When the two parties are pitted against each other on the issues, Labour are more frequently trusted than the Conservatives on all the policy issues listed. Labour holds leads of more than 30 points over the Conservatives when voters are asked who they trust most to tackle poverty (47% to 13%), to support the NHS (47% to 15%), to manage housing (45% to 14%), and to invest in ‘left behind’ areas (43% to 13%).
Labour is also more trusted by Red Wall voters to manage the economy (43% to 17%).
On the cost-of-living crisis, 73% of members of the Red Wall public say no, the Government is not taking the right measures to address this crisis.
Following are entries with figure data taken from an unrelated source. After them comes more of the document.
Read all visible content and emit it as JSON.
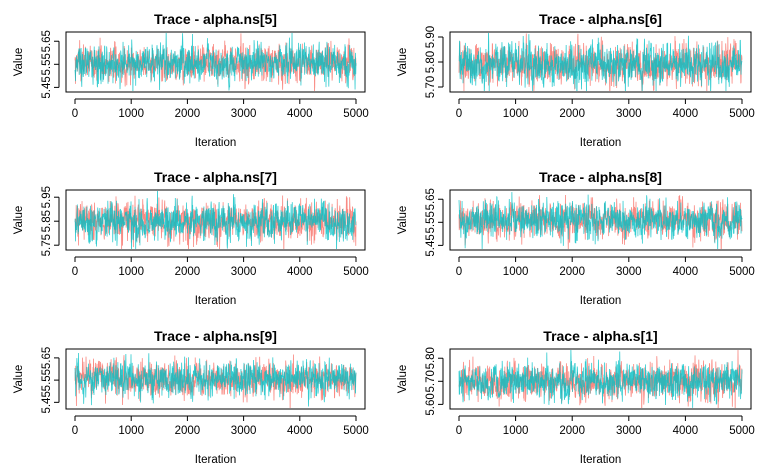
{
  "chart_data": [
    {
      "type": "line",
      "title": "Trace - alpha.ns[5]",
      "xlabel": "Iteration",
      "ylabel": "Value",
      "xlim": [
        0,
        5000
      ],
      "ylim": [
        5.43,
        5.69
      ],
      "xticks": [
        "0",
        "1000",
        "2000",
        "3000",
        "4000",
        "5000"
      ],
      "yticks": [
        "5.45",
        "5.55",
        "5.65"
      ],
      "ytick_values": [
        5.45,
        5.55,
        5.65
      ],
      "center": 5.555,
      "spread": 0.045,
      "series": [
        {
          "color": "#F8766D"
        },
        {
          "color": "#00BFC4"
        }
      ]
    },
    {
      "type": "line",
      "title": "Trace - alpha.ns[6]",
      "xlabel": "Iteration",
      "ylabel": "Value",
      "xlim": [
        0,
        5000
      ],
      "ylim": [
        5.68,
        5.92
      ],
      "xticks": [
        "0",
        "1000",
        "2000",
        "3000",
        "4000",
        "5000"
      ],
      "yticks": [
        "5.70",
        "5.80",
        "5.90"
      ],
      "ytick_values": [
        5.7,
        5.8,
        5.9
      ],
      "center": 5.79,
      "spread": 0.045,
      "series": [
        {
          "color": "#F8766D"
        },
        {
          "color": "#00BFC4"
        }
      ]
    },
    {
      "type": "line",
      "title": "Trace - alpha.ns[7]",
      "xlabel": "Iteration",
      "ylabel": "Value",
      "xlim": [
        0,
        5000
      ],
      "ylim": [
        5.73,
        5.98
      ],
      "xticks": [
        "0",
        "1000",
        "2000",
        "3000",
        "4000",
        "5000"
      ],
      "yticks": [
        "5.75",
        "5.85",
        "5.95"
      ],
      "ytick_values": [
        5.75,
        5.85,
        5.95
      ],
      "center": 5.85,
      "spread": 0.045,
      "series": [
        {
          "color": "#F8766D"
        },
        {
          "color": "#00BFC4"
        }
      ]
    },
    {
      "type": "line",
      "title": "Trace - alpha.ns[8]",
      "xlabel": "Iteration",
      "ylabel": "Value",
      "xlim": [
        0,
        5000
      ],
      "ylim": [
        5.43,
        5.69
      ],
      "xticks": [
        "0",
        "1000",
        "2000",
        "3000",
        "4000",
        "5000"
      ],
      "yticks": [
        "5.45",
        "5.55",
        "5.65"
      ],
      "ytick_values": [
        5.45,
        5.55,
        5.65
      ],
      "center": 5.56,
      "spread": 0.045,
      "series": [
        {
          "color": "#F8766D"
        },
        {
          "color": "#00BFC4"
        }
      ]
    },
    {
      "type": "line",
      "title": "Trace - alpha.ns[9]",
      "xlabel": "Iteration",
      "ylabel": "Value",
      "xlim": [
        0,
        5000
      ],
      "ylim": [
        5.42,
        5.69
      ],
      "xticks": [
        "0",
        "1000",
        "2000",
        "3000",
        "4000",
        "5000"
      ],
      "yticks": [
        "5.45",
        "5.55",
        "5.65"
      ],
      "ytick_values": [
        5.45,
        5.55,
        5.65
      ],
      "center": 5.555,
      "spread": 0.045,
      "series": [
        {
          "color": "#F8766D"
        },
        {
          "color": "#00BFC4"
        }
      ]
    },
    {
      "type": "line",
      "title": "Trace - alpha.s[1]",
      "xlabel": "Iteration",
      "ylabel": "Value",
      "xlim": [
        0,
        5000
      ],
      "ylim": [
        5.58,
        5.84
      ],
      "xticks": [
        "0",
        "1000",
        "2000",
        "3000",
        "4000",
        "5000"
      ],
      "yticks": [
        "5.60",
        "5.70",
        "5.80"
      ],
      "ytick_values": [
        5.6,
        5.7,
        5.8
      ],
      "center": 5.7,
      "spread": 0.045,
      "series": [
        {
          "color": "#F8766D"
        },
        {
          "color": "#00BFC4"
        }
      ]
    }
  ]
}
This figure is 9 points up from the 64% who answered no to the same question two weeks ago.
Finally, 63% of Red Wall voters say no, they do not feel like the Government has been making a clear effort to ‘level up’ the area in which they live.
1 Prior to the 2019 General Election, the term ‘Red Wall’ originally pertained to a broader set of adjacent Labour-voting constituencies whose profile made them susceptible to being won by the Conservatives’ pro-Brexit platform. However, many of these constituencies were not ultimately won by the Conservative Party in 2019. Since then, the term ‘Red Wall’ has, in the media and elsewhere, interchangeably referred to both its original, broader definition and the traditionally Labour constituencies that the Conservatives won. For the purpose of this tracker polling, we refer to the post-2019 GE definition.
A full list of the constituencies polled can be found in the data tables.